En règle générale, la performativité du discours repose sur la capacité de l’énonciateur à être investi d’un pouvoir omnipotent dans son domaine. Lorsque le curé dit « Je vous déclare mari et femme », la performativité est essentiellement liée au fait qu’il est habilité à consacrer les unions matrimoniales. En conséquence, son propos devient instantanément une réalité synchrone qu’il forge au moment même de l’énonciation. L’auteur de fiction, à l’inverse d’un juge, des autorités, d’un supérieur hiérarchique, n’est pas investi de tels pouvoirs monarchiques sur la vie d’autrui. Il peut tout au plus, à l’instar d’Édouard Levé, agir sur sa vie, en écrivant un roman sur le suicide et en commettant l’acte peu avant la publication de son œuvre, attribuant ainsi à son récit, de manière fort artificielle, un caractère performatif, fût-il asynchrone.

Il est donc aisé d’entretenir la ressemblance entre éléments qui font l’objet d’une comparaison par la simple occultation de leurs différences majeures. On pourrait ainsi alléguer que la fiction, de par sa capacité d’influer sur et d’infléchir la réalité, nourrirait un dessein politique, mais il n’en est rien.
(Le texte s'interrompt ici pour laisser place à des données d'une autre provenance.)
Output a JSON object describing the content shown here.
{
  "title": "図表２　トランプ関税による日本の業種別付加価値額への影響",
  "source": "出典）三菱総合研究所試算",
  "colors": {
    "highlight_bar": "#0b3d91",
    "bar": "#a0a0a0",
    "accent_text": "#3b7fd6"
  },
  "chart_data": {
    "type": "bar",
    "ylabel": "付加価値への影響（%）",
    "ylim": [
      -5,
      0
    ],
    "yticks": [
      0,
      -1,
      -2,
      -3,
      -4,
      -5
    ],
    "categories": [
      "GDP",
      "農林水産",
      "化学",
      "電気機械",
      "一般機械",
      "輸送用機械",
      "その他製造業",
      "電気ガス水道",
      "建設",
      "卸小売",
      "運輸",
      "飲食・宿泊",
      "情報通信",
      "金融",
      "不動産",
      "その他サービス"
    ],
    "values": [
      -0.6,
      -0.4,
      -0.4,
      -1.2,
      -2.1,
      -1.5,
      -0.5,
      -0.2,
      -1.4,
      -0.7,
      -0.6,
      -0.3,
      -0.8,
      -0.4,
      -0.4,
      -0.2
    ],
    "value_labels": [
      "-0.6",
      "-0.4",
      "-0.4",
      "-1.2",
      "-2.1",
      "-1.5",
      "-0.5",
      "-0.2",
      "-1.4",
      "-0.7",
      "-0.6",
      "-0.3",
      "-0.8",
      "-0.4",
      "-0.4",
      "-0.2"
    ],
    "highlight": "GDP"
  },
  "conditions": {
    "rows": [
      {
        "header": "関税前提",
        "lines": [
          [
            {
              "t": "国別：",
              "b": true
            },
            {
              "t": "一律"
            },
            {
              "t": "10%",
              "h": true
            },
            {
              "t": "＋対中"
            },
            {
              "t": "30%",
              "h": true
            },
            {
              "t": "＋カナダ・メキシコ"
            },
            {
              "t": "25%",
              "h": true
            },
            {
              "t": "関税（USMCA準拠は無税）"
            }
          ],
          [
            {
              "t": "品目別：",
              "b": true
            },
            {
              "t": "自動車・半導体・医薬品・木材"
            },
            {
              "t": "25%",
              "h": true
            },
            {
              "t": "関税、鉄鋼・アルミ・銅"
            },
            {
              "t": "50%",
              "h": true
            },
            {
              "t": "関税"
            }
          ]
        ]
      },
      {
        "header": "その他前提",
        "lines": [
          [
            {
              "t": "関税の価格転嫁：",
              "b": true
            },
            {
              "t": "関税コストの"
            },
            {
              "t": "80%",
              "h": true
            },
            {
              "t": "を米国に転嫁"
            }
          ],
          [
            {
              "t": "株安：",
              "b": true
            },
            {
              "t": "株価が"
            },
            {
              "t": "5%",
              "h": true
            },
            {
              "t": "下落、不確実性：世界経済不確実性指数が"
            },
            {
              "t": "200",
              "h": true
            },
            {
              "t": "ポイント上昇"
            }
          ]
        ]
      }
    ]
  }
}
Si l’on prend en compte l’intentionnalité de l’énonciateur comme Keith Oatley le fait dans Such Stuff as Dreams. The Psychology of Fiction   , il devient impossible de placer discours politique et discours fictionnel sur un même plan. Rappelons que sur un plan juridique, l’intentionnalité est ce qui fait la différence entre un accident fatal et un meurtre, en dépit du fait que l’inspecteur se retrouve avec un cadavre sur les bras dans les deux situations.

Sans même citer les recherches de Jerome Bruner sur les récits de vie avec lesquelles elle aurait pu nourrir sa réflexion sur la vie conçue comme une narration, Nancy Murzilli parvient à un constat peu ou prou similaire : « Nos fictions ordinaires nous construisent en tant qu’êtres sociaux […]. » Le storytelling, ou l’art de narrer, autrement dit d’avoir des propos qui penchent plus du côté de la communication que des formes esthétiques (comme le roman), entre lui aussi dans le champ de « nos pratiques fictionnelles ordinaires » qui conjuguent subtilement les trois composantes clefs que toute fiction engendre : cognition, émotions, adhésion.

Dans Changer la vie par nos fictions ordinaires, Nancy Murzilli trace le pourtour du domaine limitrophe de la fiction romanesque et de ce qu’elle désigne comme « nos pratiques fictionnelles ordinaires » en effectuant des recoupements panfictionnalistes qui ne manquent pas d’intérêt en soi mais qui, toutes proportions gardées, ne parviennent pas à convaincre les lecteurs que toutes ces situations considérées sous l’angle de pratiques divinatoires se valent.